TSE não decide se quem tem contas vetadas pode ser candidato   

Ministro Dias Toffoli vai dar o voto de minerva 

Está nas mãos do ministro Dias Toffoli o acolhimento ou não, pelo Tribunal Superior Eleitoral, do pedido de reconsideração da instrução, aprovada em março, com base na qual ficariam impedidos de concorrer ao pleito municipal de outubro próximo aqueles que já foram candidatos, mas que não conseguiram ter aprovadas, pela Justiça eleitoral, as prestações de contas referentes às suas campanhas em eleição anterior. A petição foi apresentada pelo Partido dos Trabalhadores (PT) mas, posteriormente, outros 13 partidos a endossaram (PMDB, PSDB, DEM, PTB, PR, PSB, PP, PSD, PRTB, PV, PC do B, PRP e PPS). Na sessão administrativa noturna desta terça-feira, o placar ficou em 3 a 3.

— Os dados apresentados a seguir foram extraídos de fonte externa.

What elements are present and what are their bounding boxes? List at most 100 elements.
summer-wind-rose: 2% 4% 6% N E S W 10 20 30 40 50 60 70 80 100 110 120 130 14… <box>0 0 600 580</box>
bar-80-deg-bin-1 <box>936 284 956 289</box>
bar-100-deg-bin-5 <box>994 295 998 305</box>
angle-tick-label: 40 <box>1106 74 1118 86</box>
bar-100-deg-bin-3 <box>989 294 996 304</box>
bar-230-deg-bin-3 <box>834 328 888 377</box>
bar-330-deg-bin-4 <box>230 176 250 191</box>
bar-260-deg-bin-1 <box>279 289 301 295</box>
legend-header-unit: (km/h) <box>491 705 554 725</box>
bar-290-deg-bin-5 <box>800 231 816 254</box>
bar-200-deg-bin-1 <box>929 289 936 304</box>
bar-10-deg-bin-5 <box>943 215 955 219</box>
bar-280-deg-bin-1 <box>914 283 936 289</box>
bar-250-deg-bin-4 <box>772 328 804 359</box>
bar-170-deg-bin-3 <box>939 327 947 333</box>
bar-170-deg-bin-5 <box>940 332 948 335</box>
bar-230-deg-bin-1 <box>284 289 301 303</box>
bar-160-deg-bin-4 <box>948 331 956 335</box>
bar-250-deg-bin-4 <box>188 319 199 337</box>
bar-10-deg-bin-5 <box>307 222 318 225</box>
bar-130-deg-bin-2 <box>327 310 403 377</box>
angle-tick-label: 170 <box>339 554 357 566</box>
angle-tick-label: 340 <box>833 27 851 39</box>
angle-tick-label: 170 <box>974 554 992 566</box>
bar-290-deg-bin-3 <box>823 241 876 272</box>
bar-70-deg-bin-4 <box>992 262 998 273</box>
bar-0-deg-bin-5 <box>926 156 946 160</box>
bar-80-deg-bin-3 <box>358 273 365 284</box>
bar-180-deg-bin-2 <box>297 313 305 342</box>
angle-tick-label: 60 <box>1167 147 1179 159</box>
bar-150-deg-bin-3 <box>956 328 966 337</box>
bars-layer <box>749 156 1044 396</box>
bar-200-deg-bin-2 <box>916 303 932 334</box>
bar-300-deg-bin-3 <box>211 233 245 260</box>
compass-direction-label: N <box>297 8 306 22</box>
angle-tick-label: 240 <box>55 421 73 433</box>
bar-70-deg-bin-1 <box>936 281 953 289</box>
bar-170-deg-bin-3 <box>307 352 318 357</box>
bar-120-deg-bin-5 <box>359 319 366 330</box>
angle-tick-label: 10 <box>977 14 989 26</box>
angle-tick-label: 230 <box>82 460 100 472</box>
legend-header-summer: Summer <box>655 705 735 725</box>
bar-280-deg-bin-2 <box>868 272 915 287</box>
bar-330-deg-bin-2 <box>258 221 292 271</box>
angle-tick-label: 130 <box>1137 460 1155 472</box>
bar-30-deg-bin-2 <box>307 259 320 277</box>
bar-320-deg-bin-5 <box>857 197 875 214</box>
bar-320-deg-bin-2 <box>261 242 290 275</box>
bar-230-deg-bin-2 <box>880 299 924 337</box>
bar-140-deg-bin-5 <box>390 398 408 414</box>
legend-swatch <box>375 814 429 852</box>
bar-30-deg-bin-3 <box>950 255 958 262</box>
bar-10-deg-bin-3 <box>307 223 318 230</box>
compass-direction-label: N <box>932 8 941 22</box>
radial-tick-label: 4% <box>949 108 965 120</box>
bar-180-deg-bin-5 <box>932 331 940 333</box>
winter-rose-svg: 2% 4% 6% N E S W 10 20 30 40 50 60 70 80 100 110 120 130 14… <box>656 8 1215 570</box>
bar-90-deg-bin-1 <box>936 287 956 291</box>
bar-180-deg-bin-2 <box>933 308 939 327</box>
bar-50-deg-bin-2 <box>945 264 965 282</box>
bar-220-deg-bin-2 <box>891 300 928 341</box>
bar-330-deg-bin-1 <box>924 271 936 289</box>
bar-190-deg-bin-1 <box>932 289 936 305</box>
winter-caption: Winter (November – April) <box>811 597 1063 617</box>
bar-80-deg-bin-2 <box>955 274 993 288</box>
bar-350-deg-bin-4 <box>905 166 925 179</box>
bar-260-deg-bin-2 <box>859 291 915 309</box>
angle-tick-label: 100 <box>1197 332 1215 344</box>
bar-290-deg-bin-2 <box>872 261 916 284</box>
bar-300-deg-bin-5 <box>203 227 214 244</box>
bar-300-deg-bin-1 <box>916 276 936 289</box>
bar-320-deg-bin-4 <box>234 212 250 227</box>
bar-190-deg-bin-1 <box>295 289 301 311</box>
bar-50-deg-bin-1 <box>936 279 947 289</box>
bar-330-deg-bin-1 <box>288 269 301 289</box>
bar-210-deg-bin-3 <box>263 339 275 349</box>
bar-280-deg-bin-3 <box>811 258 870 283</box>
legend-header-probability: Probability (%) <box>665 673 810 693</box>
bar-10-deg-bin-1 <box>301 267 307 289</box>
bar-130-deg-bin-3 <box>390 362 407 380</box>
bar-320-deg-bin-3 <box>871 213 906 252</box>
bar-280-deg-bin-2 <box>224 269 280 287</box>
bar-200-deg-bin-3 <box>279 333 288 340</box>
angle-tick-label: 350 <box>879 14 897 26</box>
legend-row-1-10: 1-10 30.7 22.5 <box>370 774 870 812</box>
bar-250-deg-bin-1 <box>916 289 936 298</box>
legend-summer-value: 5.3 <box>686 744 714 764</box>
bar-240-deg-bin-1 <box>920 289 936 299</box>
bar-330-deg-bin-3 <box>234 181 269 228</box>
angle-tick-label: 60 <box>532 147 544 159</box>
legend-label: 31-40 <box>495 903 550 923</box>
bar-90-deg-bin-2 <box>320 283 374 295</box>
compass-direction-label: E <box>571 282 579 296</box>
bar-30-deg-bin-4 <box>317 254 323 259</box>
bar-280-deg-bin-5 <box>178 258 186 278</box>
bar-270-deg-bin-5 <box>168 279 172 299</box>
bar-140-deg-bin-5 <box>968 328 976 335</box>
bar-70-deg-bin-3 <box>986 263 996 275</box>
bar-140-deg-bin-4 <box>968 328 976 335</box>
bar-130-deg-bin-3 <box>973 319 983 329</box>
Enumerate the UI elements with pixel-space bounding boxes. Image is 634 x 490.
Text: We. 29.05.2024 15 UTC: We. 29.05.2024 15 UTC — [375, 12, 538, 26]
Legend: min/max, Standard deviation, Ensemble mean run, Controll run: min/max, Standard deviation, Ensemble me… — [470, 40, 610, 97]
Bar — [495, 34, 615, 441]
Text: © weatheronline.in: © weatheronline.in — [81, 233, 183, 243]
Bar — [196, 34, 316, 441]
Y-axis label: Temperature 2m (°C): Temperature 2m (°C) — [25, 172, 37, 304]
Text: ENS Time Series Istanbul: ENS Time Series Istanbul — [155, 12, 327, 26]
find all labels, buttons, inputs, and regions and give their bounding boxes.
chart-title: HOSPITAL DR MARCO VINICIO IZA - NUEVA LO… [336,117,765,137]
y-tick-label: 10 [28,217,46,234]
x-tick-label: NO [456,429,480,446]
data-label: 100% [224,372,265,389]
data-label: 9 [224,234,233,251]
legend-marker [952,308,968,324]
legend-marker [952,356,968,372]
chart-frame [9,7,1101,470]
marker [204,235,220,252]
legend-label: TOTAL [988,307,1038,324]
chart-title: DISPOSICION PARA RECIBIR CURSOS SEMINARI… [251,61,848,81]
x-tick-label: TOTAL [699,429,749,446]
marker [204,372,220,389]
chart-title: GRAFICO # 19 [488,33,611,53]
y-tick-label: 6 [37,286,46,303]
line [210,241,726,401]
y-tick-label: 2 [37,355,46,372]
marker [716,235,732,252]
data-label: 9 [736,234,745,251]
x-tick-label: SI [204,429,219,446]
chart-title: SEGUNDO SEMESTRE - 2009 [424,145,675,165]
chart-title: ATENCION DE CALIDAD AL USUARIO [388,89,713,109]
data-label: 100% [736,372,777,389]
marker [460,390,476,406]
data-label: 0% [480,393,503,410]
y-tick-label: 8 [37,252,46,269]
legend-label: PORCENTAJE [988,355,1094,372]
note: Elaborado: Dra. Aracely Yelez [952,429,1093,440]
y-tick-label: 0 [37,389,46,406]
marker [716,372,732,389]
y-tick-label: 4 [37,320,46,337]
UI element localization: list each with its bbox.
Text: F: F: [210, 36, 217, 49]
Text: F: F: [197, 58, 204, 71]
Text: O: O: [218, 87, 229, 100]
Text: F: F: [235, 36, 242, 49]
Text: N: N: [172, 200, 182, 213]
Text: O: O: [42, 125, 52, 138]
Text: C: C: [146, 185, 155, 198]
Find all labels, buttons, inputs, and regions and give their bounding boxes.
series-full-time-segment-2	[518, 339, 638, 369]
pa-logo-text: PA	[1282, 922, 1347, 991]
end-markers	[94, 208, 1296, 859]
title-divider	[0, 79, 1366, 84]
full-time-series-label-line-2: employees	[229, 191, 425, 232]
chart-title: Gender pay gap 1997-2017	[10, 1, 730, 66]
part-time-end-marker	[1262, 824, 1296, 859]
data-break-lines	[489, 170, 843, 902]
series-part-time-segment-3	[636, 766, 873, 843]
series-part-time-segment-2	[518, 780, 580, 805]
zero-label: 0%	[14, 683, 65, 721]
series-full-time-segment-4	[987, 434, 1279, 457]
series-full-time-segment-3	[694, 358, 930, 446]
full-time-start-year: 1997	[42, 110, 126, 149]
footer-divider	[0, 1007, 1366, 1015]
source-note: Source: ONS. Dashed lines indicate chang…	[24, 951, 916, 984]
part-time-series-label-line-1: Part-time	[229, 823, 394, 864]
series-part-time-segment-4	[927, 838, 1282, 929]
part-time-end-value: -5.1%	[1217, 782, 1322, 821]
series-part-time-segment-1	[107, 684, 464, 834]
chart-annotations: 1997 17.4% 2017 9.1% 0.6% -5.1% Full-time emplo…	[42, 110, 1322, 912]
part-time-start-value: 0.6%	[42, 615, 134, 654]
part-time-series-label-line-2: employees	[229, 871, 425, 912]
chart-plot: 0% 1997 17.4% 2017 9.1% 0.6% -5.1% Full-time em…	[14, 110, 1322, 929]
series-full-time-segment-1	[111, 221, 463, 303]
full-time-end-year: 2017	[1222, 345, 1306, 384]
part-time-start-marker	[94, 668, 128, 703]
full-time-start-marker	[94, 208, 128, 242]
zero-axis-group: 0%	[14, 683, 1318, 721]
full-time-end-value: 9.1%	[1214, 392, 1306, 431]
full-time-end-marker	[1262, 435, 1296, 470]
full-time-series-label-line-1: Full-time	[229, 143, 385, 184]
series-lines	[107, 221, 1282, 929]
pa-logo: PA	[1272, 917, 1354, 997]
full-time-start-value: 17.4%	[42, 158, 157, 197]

Os ministros Gilson Dipp, Arnaldo Versiani e Henrique Neves votaram no sentido de que o TSE não estaria autorizado a fazer uma “reinterpretação” do texto expresso da Lei das Eleições de 1997, atualizada pela Lei 12.034, pois o tribunal estaria ultrapassando a vontade do legislador.

A relatora do processo, Nancy Andrighi, Marco Aurélio e Cármen Lúcia confirmaram os votos que proferiram quando da aprovação da instrução (que vale como resolução), há mais de três meses.

Reconsideração

As 14 legendas partidárias (à frente as maiores do país) sustentam que a minirreforma eleitoral (Lei nº 12.034/2009) deixou claro que a abrangência da quitação eleitoral inclui apenas a apresentação das contas pelos candidatos, afastando a exigência do julgamento do mérito. Essa norma, de acordo com o pedido, tem conteúdo jurídico próprio não podendo, assim, ir além desse limite.

Ou seja, para estarem quites com a Justiça eleitoral, para concorrer ao pleito, basta que apresentem as prestações de contas. As eventuais irregularidades poderão ou não resultar em penalidades de restrição ou cassação de direitos, “desde que o processo judicial seja instaurado com as devidas garantias constitucionais asseguradas ao acusado”.

Ao editar a resolução (por 4 votos a 3), o TSE teria restringido os direitos dos candidatos, criando “uma sanção de inelegibilidade não prevista em lei”. A instrução foi aprovada por maioria formada pelos ministros Marco Aurélio, Ricardo Lewandowski, Cármen Lúcia e Nancy Andrighi, vencidos Gilson Dipp, Marcelo Ribeiro e Arnaldo Versiani.

Como Lewandowski e Marcelo Ribeiro não integram mais o TSE, os votos “novos” seriam os de Henrique Neves e Dias Toffoli. Este último deu a impressão de que votaria a favor da pretensão dos partidos, quando se discutiu preliminar proposta pela relatora, a fim de que se deliberasse sobre o cabimento ou não de reconsideração, em sessão administrativa, de instrução ou resolução aprovada pelo tribunal, depois de audiência pública realizada com a presença de representantes partidários.

A preliminar foi derrubada pelos ministros Dipp, Versiani, Neves e Toffoli. Ou seja, êstes quatro (maioria) queriam rediscutir a questão, e os três primeiros acolheram o pedido de reconsideração.

Mas Toffoli pediu vista (com a promessa de levar o seu voto na próxima sessão, antes do início do recesso dos tribunais superiores) logo depois de um voto contudente de Marco Aurélio, que já se considerava estar na minoria. Ele chegou a dizer que “começou o inverno da desesperança”, citando o escritor John Steinbeck. Com o pedido de vista de Toffoli, o vice-presidente do TSE se animou novamente.